La politique de traduction de l’Union européenne est originale en ce qu’elle accorde un statut d’égalité aux langues officielles des Etats Membres, contribuant à rendre l’UE plus efficace et plus démocratique. Ce multilinguisme traductif résulte de deux choses : les fondements historiques de la Communauté économique européenne (traité de Rome) d’une part, d’autre part les évolutions successives rendues nécessaires par six élargissements et par des approfondissements liés tant à l’environnement juridique de l’UE qu’à l’évolution constitutionnelle interne aux Etats membres.

Les traités accordent un statut de langues officielles et de travail aux langues des parties signataires. A l’origine, les six pays signataires du traité de Rome (Allemagne, Belgique, France, Italie, Luxembourg, Pays-Bas) partageaient quatre langues (allemand, français, italien et néerlandais). Non seulement les traités faisaient foi dans ces langues de manière égale [1], disposition qui s’est maintenue en intégrant les langues des nouveaux États membres, mais un règlement adopté en avril 1958 [2] étendait cette disposition aux actes juridiques qui sont publiés au journal officiel dans les langues officielles (droit dit secondaire). Le pli étant pris, la disposition s’est maintenue en intégrant les langues des nouveaux États membres au fur et à mesure des élargissements.

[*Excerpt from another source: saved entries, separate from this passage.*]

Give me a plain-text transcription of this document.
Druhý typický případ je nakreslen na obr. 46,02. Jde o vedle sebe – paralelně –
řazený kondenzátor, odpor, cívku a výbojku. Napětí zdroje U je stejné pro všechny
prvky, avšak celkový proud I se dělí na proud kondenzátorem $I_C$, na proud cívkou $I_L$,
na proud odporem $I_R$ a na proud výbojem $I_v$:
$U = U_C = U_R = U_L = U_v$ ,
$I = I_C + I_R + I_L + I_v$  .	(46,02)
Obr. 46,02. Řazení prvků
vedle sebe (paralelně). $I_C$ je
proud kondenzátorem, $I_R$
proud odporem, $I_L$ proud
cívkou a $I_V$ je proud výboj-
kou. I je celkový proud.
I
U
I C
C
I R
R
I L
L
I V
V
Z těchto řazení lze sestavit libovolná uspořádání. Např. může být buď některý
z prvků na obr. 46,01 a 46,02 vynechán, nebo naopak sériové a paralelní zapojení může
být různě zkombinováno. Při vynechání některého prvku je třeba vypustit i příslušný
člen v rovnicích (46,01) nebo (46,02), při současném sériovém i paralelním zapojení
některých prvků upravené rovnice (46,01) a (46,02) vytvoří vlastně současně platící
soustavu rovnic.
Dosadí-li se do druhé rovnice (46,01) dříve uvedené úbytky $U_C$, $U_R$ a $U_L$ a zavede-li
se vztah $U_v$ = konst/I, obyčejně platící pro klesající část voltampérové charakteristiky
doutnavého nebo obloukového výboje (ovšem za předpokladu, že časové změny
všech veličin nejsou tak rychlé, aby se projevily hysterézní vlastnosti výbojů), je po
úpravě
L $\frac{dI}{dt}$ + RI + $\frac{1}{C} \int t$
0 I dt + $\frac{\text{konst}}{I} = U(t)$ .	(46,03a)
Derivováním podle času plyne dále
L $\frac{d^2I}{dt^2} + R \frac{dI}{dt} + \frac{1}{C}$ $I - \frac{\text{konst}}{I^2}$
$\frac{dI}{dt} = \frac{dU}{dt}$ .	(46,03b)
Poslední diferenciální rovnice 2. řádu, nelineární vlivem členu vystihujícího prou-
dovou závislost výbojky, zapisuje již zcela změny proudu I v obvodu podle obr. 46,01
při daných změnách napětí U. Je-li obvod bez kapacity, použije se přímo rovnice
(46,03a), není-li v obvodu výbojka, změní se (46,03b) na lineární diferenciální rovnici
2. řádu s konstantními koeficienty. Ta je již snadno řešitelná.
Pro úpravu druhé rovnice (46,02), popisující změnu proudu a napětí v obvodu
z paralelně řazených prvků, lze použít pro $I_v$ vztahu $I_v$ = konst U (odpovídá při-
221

Tout en prévoyant un régime linguistique interne flexible pour le fonctionnement autonome des institutions (article 6), le règlement 1/58 inscrivait deux principes au cœur du régime linguistique de la Communauté : d’une part, les règlements et textes d’application générale étaient rédigés et publiés dans les langues officielles, d’autre part les personnes et les États membres pouvaient s’adresser dans la langue officielle de leur choix aux institutions et recevoir une réponse dans la même langue [3]. Le droit européen, aux différents niveaux de la hiérarchie des normes, et c'est une condition de sa validité juridique, fait donc foi et crée des effets juridiques équivalents dans ces langues. Ce qui ne peut étonner puisqu'il s'agit d'un droit autonome à effet direct dont le seul destinataire n’est pas les états, comme le droit international, mais également les acteurs privés. Ces derniers ont un droit d’accès au droit européen dans leur langue et peuvent s'en prévaloir devant le juge national ou européen.

Le fait que les normes européennes soient publiées en 23 langues et se déclinent 27 fois, c’est-à-dire autant de fois qu’il existe de droits et d’Etats membres répond à une double nécessité : d’une part, ces normes sont mises en œuvre dans les systèmes juridiques nationaux, d’autre part elles doivent être appliquées de manière homogène dans l’ensemble de l’UE. L’usage des langues officielles et de travail garantit ainsi la continuité du droit européen dans le pays et dans sa langue, de même que l’équivalence de ses effets entre les 23 langues.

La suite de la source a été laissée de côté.